Big Lots sees sales lift in Q4
Home & Textiles Today Staff -- Home Textiles Today, March 6, 2013
Columbus, Ohio - A "decent" sales performance from domestics was not enough to help Big Lots' lagging home business in an otherwise strong fourth quarter.
Repairs to faulty segments in home - particularly home décor items - are underway and expectations are high that home will at some point this year become one of Big Lots' best performing divisions, noted Steve Fishman, chairman, ceo and president.
"My call is that home will be [one of our] leading businesses this year," he said during Big Lots' earnings call this morning.
The mending of home includes improvements in quality and value in decorative home merchandise, like candles and other accessories.
"We have some exciting programs in there and you will see us take some bold steps in the balance of Q2 to alleviate the inventory that has to go away," Fishman added.
He said the domestics part of home "has been pretty decent, and we have a very strong focus there and a senior merchant who really understands that business." Tabletop - cutlery, dishes, etc. - "is also a place where we have a very senior merchant who has many, many years of experience. We need to increase some quality and value there [in the product mix]."
The company reported strong results for the quarter, including a better-than-expected income from continuing operations of $120.3 million, or $2.09 per share, a 19% increase from the year-ago quarter.
Sales for U.S. operations grew 4.4% to $1.7 billion, although comparable store sales for U.S. stores open at least 15 months decreased 3.5%.
From a merchandise perspective, the strongest category was seasonal, up in the mid-single digits and aided by the company's Trim-A-Tree program. Also strong were jewelry and apparel, driven by special closeout opportunities. But food and consumables were down in the low single digits, and furniture was off in the mid-single digits. Even so, mattresses were "strong" and case goods especially fireplaces, were positive.
Toys continued to downtrend, and "the home business remained below last year," Fishman said, blaming the assortment for not being what customers were looking for in the period.
Big Lots' Canadian operation posted its first profitable quarter since its acquisition in July 2011. Sales totaled $48.6 million and net income was $200,000, or $0.00 per diluted share (non-GAAP), compared to net sales of $36.6 million and a net loss of $5.1 million, or $0.08 per share (non-GAAP) a year ago.

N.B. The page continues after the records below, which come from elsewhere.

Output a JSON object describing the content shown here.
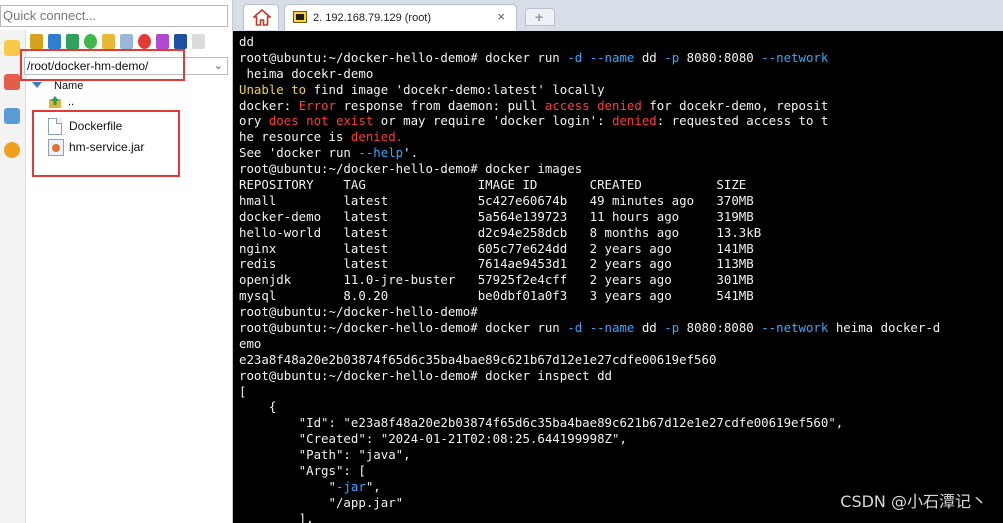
{
  "left_panel": {
    "quick_connect_placeholder": "Quick connect...",
    "path": "/root/docker-hm-demo/",
    "column_header": "Name",
    "parent_dir": "..",
    "files": [
      {
        "name": "Dockerfile",
        "icon": "document-icon"
      },
      {
        "name": "hm-service.jar",
        "icon": "java-jar-icon"
      }
    ]
  },
  "tabs": {
    "home_icon": "home-icon",
    "terminal_tab_label": "2. 192.168.79.129 (root)",
    "close_glyph": "×",
    "new_tab_glyph": "+"
  },
  "terminal": {
    "lines": [
      [
        {
          "t": "dd"
        }
      ],
      [
        {
          "t": "root@ubuntu:~/docker-hello-demo# docker run "
        },
        {
          "t": "-d",
          "c": "c"
        },
        {
          "t": " "
        },
        {
          "t": "--name",
          "c": "c"
        },
        {
          "t": " dd "
        },
        {
          "t": "-p",
          "c": "c"
        },
        {
          "t": " 8080:8080 "
        },
        {
          "t": "--network",
          "c": "c"
        }
      ],
      [
        {
          "t": " heima docekr-demo"
        }
      ],
      [
        {
          "t": "Unable to",
          "c": "y"
        },
        {
          "t": " find image 'docekr-demo:latest' locally"
        }
      ],
      [
        {
          "t": "docker: "
        },
        {
          "t": "Error",
          "c": "r"
        },
        {
          "t": " response from daemon: pull "
        },
        {
          "t": "access denied",
          "c": "r"
        },
        {
          "t": " for docekr-demo, reposit"
        }
      ],
      [
        {
          "t": "ory "
        },
        {
          "t": "does not exist",
          "c": "r"
        },
        {
          "t": " or may require 'docker login': "
        },
        {
          "t": "denied",
          "c": "r"
        },
        {
          "t": ": requested access to t"
        }
      ],
      [
        {
          "t": "he resource is "
        },
        {
          "t": "denied.",
          "c": "r"
        }
      ],
      [
        {
          "t": "See 'docker run "
        },
        {
          "t": "--help",
          "c": "c"
        },
        {
          "t": "'."
        }
      ],
      [
        {
          "t": "root@ubuntu:~/docker-hello-demo# docker images"
        }
      ],
      [
        {
          "t": "REPOSITORY    TAG               IMAGE ID       CREATED          SIZE"
        }
      ],
      [
        {
          "t": "hmall         latest            5c427e60674b   49 minutes ago   370MB"
        }
      ],
      [
        {
          "t": "docker-demo   latest            5a564e139723   11 hours ago     319MB"
        }
      ],
      [
        {
          "t": "hello-world   latest            d2c94e258dcb   8 months ago     13.3kB"
        }
      ],
      [
        {
          "t": "nginx         latest            605c77e624dd   2 years ago      141MB"
        }
      ],
      [
        {
          "t": "redis         latest            7614ae9453d1   2 years ago      113MB"
        }
      ],
      [
        {
          "t": "openjdk       11.0-jre-buster   57925f2e4cff   2 years ago      301MB"
        }
      ],
      [
        {
          "t": "mysql         8.0.20            be0dbf01a0f3   3 years ago      541MB"
        }
      ],
      [
        {
          "t": "root@ubuntu:~/docker-hello-demo#"
        }
      ],
      [
        {
          "t": "root@ubuntu:~/docker-hello-demo# docker run "
        },
        {
          "t": "-d",
          "c": "c"
        },
        {
          "t": " "
        },
        {
          "t": "--name",
          "c": "c"
        },
        {
          "t": " dd "
        },
        {
          "t": "-p",
          "c": "c"
        },
        {
          "t": " 8080:8080 "
        },
        {
          "t": "--network",
          "c": "c"
        },
        {
          "t": " heima docker-d"
        }
      ],
      [
        {
          "t": "emo"
        }
      ],
      [
        {
          "t": "e23a8f48a20e2b03874f65d6c35ba4bae89c621b67d12e1e27cdfe00619ef560"
        }
      ],
      [
        {
          "t": "root@ubuntu:~/docker-hello-demo# docker inspect dd"
        }
      ],
      [
        {
          "t": "["
        }
      ],
      [
        {
          "t": "    {"
        }
      ],
      [
        {
          "t": "        \"Id\": \"e23a8f48a20e2b03874f65d6c35ba4bae89c621b67d12e1e27cdfe00619ef560\","
        }
      ],
      [
        {
          "t": "        \"Created\": \"2024-01-21T02:08:25.644199998Z\","
        }
      ],
      [
        {
          "t": "        \"Path\": \"java\","
        }
      ],
      [
        {
          "t": "        \"Args\": ["
        }
      ],
      [
        {
          "t": "            \""
        },
        {
          "t": "-jar",
          "c": "c"
        },
        {
          "t": "\","
        }
      ],
      [
        {
          "t": "            \"/app.jar\""
        }
      ],
      [
        {
          "t": "        ],"
        }
      ]
    ]
  },
  "watermark": "CSDN @小石潭记丶",
  "colors": {
    "terminal_bg": "#000000",
    "warning_yellow": "#f0d43a",
    "error_red": "#ff3b3b",
    "option_cyan": "#32a9ff",
    "highlight_box": "#e53935"
  }
}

For the full fiscal year 2012, results included: income from continuing operations of $177.2 million, or $2.93 per diluted share; adjusted EPS from continuing operations of $2.99 per diluted share (non-GAAP); and a 3.8% increase in total sales to $5.4 billion.
For 2013, Big Lots has a slew of plans being put in place, including new test stores, executive shifts, merchandise mix changes, and other efforts.
One example is the recent appointment of a new divisional merchandise manager to the home area. Fishman did not offer his or her name.
Also in the works now and into 2014 is the continued rollout of coolers as an enhancement not just to the consumables offering but to the total store mix, he said.
The search for Fishman's replacement remains ongoing, he said. In early December he shared his plans to retire in 2013, but offered to stay on until a new ceo is found.
"We have no announcement today nor any indication one is imminent," he said.